A client who isn’t a client sends private eye Leonid McGill (Known to Evil, 2010, etc.) on his latest whirligig tour of New York’s dark side.
Billionaire Cyril Tyler’s first two wives, Allondra North and Pinky Todd, died suddenly and suspiciously. So it’s only natural for their successor, painter Chrystal Chambers-Tyler, to fear what he might do if he learned she was paying a private detective to get information about his infidelities. When he wangles a meeting with the well-guarded Tyler, Leonid realizes that the situation’s more complicated than that. Tyler pays Leonid $10,000 to deliver an awkwardly conciliatory message to Chrystal. But Leonid can’t because his client has disappeared.

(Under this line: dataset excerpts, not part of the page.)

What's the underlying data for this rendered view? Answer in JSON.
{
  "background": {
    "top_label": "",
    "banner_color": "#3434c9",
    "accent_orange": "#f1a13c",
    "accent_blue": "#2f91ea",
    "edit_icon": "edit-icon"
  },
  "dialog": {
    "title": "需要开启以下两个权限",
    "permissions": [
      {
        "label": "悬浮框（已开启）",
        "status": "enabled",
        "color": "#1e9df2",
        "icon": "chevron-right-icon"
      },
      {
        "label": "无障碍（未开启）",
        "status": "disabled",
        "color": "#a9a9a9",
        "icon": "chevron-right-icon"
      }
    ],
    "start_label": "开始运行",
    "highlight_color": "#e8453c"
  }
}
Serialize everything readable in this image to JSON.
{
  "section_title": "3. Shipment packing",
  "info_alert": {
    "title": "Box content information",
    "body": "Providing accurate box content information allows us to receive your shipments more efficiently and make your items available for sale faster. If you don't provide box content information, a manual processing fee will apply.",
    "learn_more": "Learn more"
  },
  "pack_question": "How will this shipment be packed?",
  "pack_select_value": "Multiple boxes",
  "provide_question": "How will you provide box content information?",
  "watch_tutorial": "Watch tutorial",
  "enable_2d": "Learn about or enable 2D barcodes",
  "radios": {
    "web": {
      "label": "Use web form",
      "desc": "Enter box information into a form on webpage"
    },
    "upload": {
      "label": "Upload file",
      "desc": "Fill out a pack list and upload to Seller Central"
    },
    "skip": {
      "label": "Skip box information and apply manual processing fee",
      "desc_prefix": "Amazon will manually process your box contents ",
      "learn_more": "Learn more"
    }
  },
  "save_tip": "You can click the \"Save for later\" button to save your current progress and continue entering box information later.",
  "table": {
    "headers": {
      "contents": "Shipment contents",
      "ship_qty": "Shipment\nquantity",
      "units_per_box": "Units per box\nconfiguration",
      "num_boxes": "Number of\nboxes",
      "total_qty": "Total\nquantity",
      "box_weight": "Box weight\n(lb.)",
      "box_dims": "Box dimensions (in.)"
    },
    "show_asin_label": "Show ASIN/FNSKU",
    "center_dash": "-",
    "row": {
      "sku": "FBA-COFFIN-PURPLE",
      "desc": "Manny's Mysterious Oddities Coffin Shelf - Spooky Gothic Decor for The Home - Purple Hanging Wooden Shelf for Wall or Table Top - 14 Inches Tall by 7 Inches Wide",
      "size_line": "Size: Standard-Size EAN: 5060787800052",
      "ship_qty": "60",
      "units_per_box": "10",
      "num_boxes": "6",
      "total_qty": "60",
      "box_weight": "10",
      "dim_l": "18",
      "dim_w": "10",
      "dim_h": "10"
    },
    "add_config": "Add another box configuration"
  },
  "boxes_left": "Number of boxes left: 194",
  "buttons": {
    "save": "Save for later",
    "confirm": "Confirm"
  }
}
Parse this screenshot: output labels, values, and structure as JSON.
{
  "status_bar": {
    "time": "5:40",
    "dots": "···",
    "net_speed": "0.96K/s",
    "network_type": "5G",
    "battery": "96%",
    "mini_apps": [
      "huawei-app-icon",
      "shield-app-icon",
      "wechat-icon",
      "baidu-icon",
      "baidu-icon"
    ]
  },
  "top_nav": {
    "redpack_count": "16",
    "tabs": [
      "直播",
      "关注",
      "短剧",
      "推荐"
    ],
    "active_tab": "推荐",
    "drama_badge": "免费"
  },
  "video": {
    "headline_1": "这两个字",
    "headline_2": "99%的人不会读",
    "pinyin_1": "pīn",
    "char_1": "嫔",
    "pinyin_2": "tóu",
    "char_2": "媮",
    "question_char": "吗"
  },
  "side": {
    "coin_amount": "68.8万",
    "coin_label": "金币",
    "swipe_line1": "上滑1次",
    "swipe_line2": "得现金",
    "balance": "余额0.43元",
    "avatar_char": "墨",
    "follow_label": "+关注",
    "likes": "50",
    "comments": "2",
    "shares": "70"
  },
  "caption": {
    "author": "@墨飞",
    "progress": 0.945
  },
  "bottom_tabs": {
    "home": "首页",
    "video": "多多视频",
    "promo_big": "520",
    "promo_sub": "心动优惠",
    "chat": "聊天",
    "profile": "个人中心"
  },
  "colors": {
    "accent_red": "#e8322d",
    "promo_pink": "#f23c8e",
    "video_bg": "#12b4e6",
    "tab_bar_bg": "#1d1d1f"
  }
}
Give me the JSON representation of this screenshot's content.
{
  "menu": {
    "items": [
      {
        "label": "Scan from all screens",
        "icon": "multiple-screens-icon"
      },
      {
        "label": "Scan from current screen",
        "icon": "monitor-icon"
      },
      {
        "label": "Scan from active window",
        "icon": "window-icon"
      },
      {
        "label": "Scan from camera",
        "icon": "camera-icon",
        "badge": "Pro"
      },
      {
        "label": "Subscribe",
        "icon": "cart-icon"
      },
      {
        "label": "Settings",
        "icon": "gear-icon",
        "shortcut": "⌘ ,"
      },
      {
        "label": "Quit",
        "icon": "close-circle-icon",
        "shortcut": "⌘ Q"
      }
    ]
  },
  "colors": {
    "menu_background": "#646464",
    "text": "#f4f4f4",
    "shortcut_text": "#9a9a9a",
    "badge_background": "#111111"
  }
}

In fact, she was never Chrystal in the first place but her sister, Shawna Chambers-Campbell. Clearly afraid that Tyler planned some violence against her sister, Shawna was only half-right, since she’s the one who gets killed in front of her five children. Not enough complications for you? Leonid has also reluctantly agreed to find crooked organizer Harris Vartan’s vanished associate William Williams, a man whose trail seems to lead from one interesting dead end to the next. And between his wife Katrina’s continuing affairs, his own off-again romances, his stormy relationships with his children and the decline of his cancer-stricken friend Gordo Tallman as he lies in Leonid’s apartment, the story of the detective’s home life is just as hectic, and bound to end just as inconclusively.
A book filled with sharp individual scenes and hard-headed aphorisms.